Der Beschwerdeführer vermag allerdings das Vorliegen der von der belangten Behörde im angefochtenen Bescheid in wirtschaftlicher Betrachtungsweise aufgezeigten Indizien dafür nicht zu entkräften, daß es sich bei der Vereinbarung vom 29. März 1982 um keine ernstgemeinte Vertragsabänderung gehandelt habe, sondern diese Vereinbarung lediglich dem Ziel gedient habe, eine andere Besteuerung der wirtschaftlich und rechtlich bestehen gebliebenen unechten stillen Gesellschaft herbeizuführen. Anders - nämlich im Sinne der Beschwerdeausführungen - wäre der Fall nur dann zu behandeln, wenn es, sei es auch ausschließlich aus steuerlichen Erwägungen, tatsächlich zu einer zweifelsfrei feststellbaren Änderung der Gesellschaftsform in eine "echte" stille Gesellschaft gekommen wäre.

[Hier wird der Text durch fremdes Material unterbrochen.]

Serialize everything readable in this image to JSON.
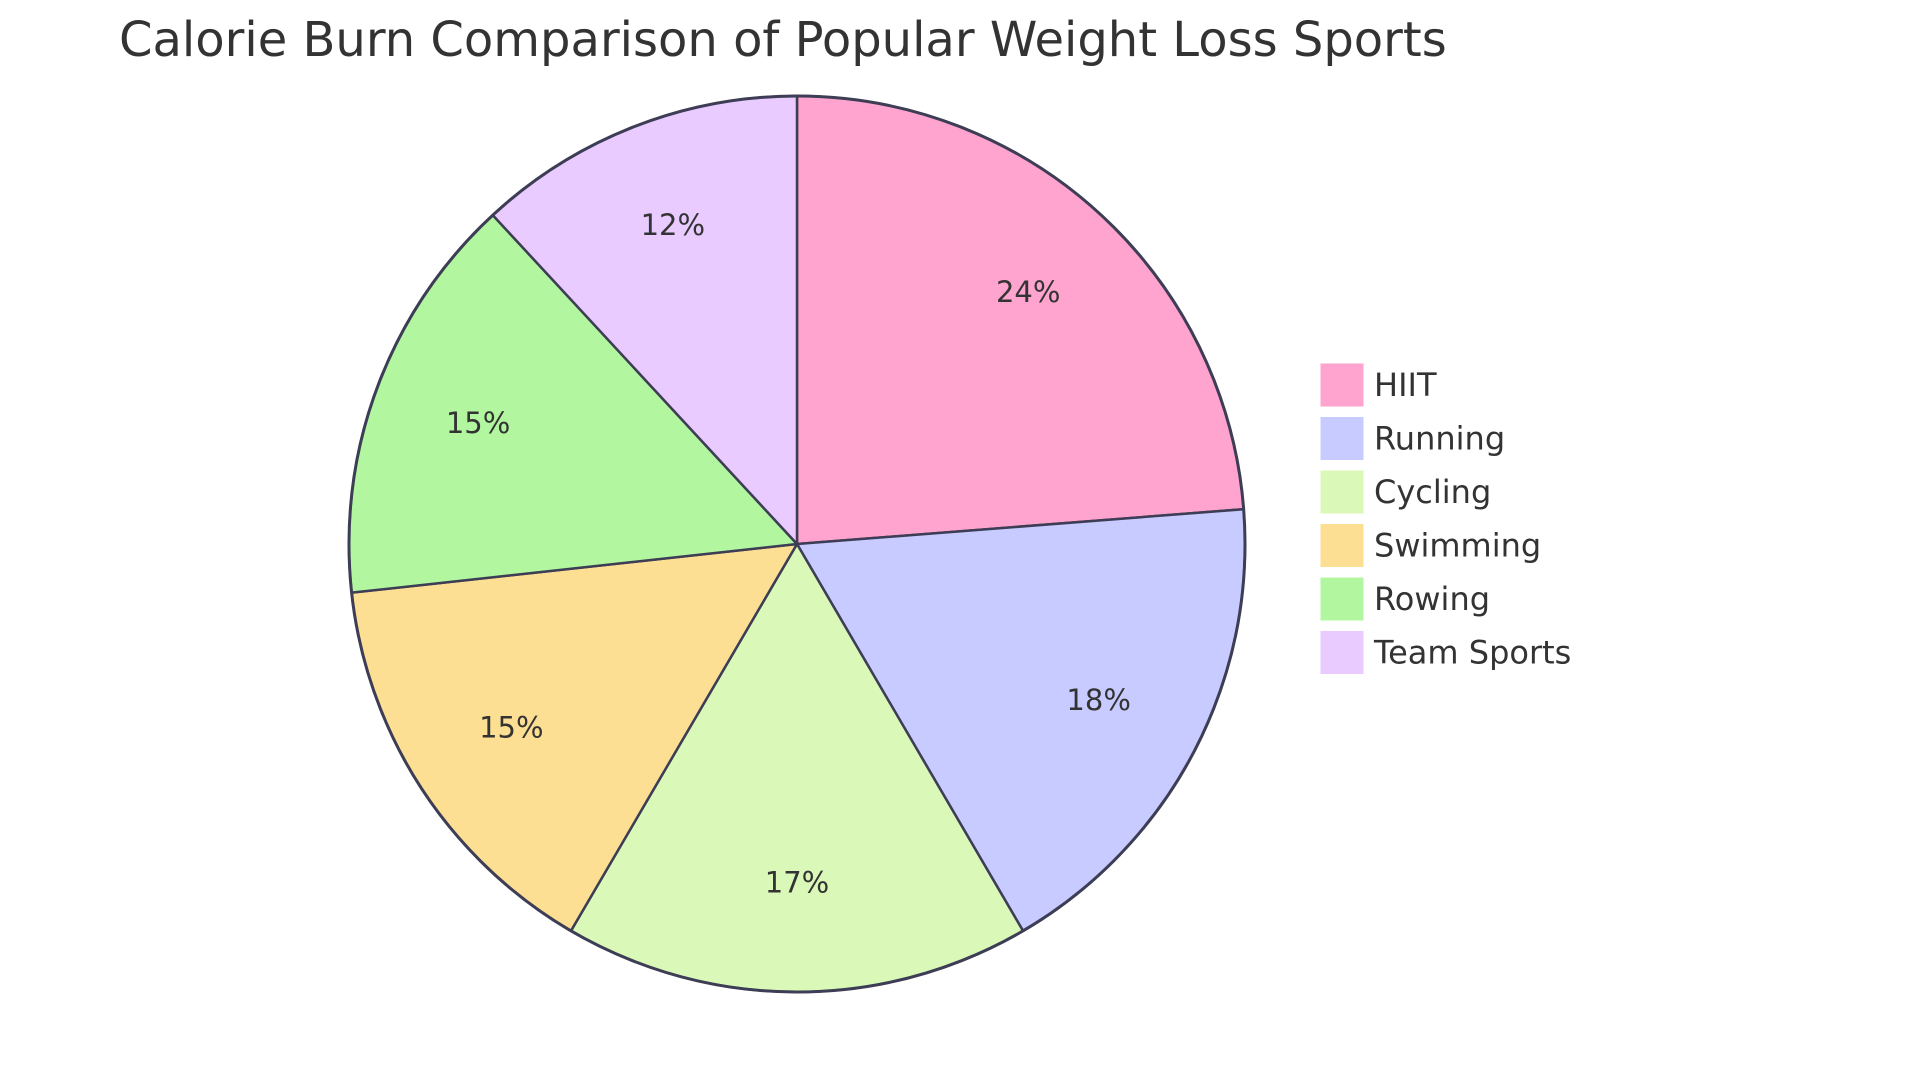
{
  "chart_data": {
    "type": "pie",
    "title": "Calorie Burn Comparison of Popular Weight Loss Sports",
    "categories": [
      "HIIT",
      "Running",
      "Cycling",
      "Swimming",
      "Rowing",
      "Team Sports"
    ],
    "values": [
      24,
      18,
      17,
      15,
      15,
      12
    ],
    "value_labels": [
      "24%",
      "18%",
      "17%",
      "15%",
      "15%",
      "12%"
    ],
    "colors": [
      "#ffa3cf",
      "#c8cbff",
      "#daf9b9",
      "#fddf94",
      "#b2f7a0",
      "#e9cbff"
    ],
    "legend": "right"
  }
}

Die belangte Behörde hat ihre Auffassung damit begründet, daß die Vereinbarung vom 29. März 1982 widersprüchlich sei und weder in den Büchern der Ges.m.b.H. noch in der späteren "Abänderung des stillen Gesellschaftsvertrages vom 23. 10. 1978 in der Fassung vom 16. 3. 1982" vom 7. September 1983 einen Niederschlag gefunden habe. Alle diese Überlegungen sind zutreffend. Während nämlich die aus Anlaß der Aufstockung der stillen Beteiligung des Beschwerdeführers von S 600.000,-- auf S 1 Million vereinbarte Abänderung des stillen Gesellschaftsvertrages vom 16. März 1982 ausdrücklich festhielt, daß dadurch die Bestimmungen des ursprünglichen Gesellschaftsvertrages unverändert zu bleiben hätten, wurde davon abweichend in der Vereinbarung vom 29. März 1982 festgehalten, mit der Änderungsvereinbarung vom 16. März 1982 sei hinsichtlich der Rechtsstellung des stillen Gesellschafters eine Änderung herbeigeführt worden. Aus dem Verhalten der Vertragspartner nach dem 29. März 1982 wiederum kann nur - wie dies die belangte Behörde zutreffend getan hat - geschlossen werden, daß es in Wahrheit Absicht der Vertragspartner war, die die rechtliche und wirtschaftliche Stellung des Beschwerdeführers als eines "unechten" stillen Gesellschafters gemäß dem Vertrag vom 23. Oktober 1978 aufrecht zu erhalten. Dies ergibt sich sowohl aus der in der Bilanz der Ges.m.b.H. für das Jahr 1983 verwendeten Bezeichnung "Verlust-verr. Kto. atypischer stiller Ges." als auch insbesondere aus der späteren Vertragsänderung vom 7. September 1983, in welcher neuerlich die Bestimmungen des Gesellschaftsvertrages vom 23. Oktober 1978 sowohl hinsichtlich der Art der Beteiligung des Beschwerdeführers als auch hinsichtlich dessen Auseinandersetzungsansprüchen als unverändert bestätigt wurden, ohne daß die angebliche Änderung dieser Rechtsverhältnisse gemäß der Vereinbarung vom 29. März 1982 einen Niederschlag gefunden hätte.

Wenn die belangte Behörde aus diesen Umständen den Schluß gezogen hat, die Vereinbarung vom 29. März 1982 gebe den wahren Willen der Vertragspartner nicht wieder, sie hätte vielmehr davon abweichend ausschließlich der Geltendmachung steuerlicher Vorteile dienen sollen, ist darin keine Verletzung von Rechten des Beschwerdeführers zu erblicken. Die Beschwerde war daher gemäß § 42 Abs. 1 VwGG als unbegründet abzuweisen.

Die Entscheidung über den Aufwandersatz gründet sich auf die §§ 47, 48 Abs. 2 Z. 1 und 2 sowie 59 Abs. 3 VwGG in Verbindung mit Art. I B Z. 4 und 5 der Verordnung des Bundeskanzlers vom 30. Mai 1985, BGBl. Nr. 243.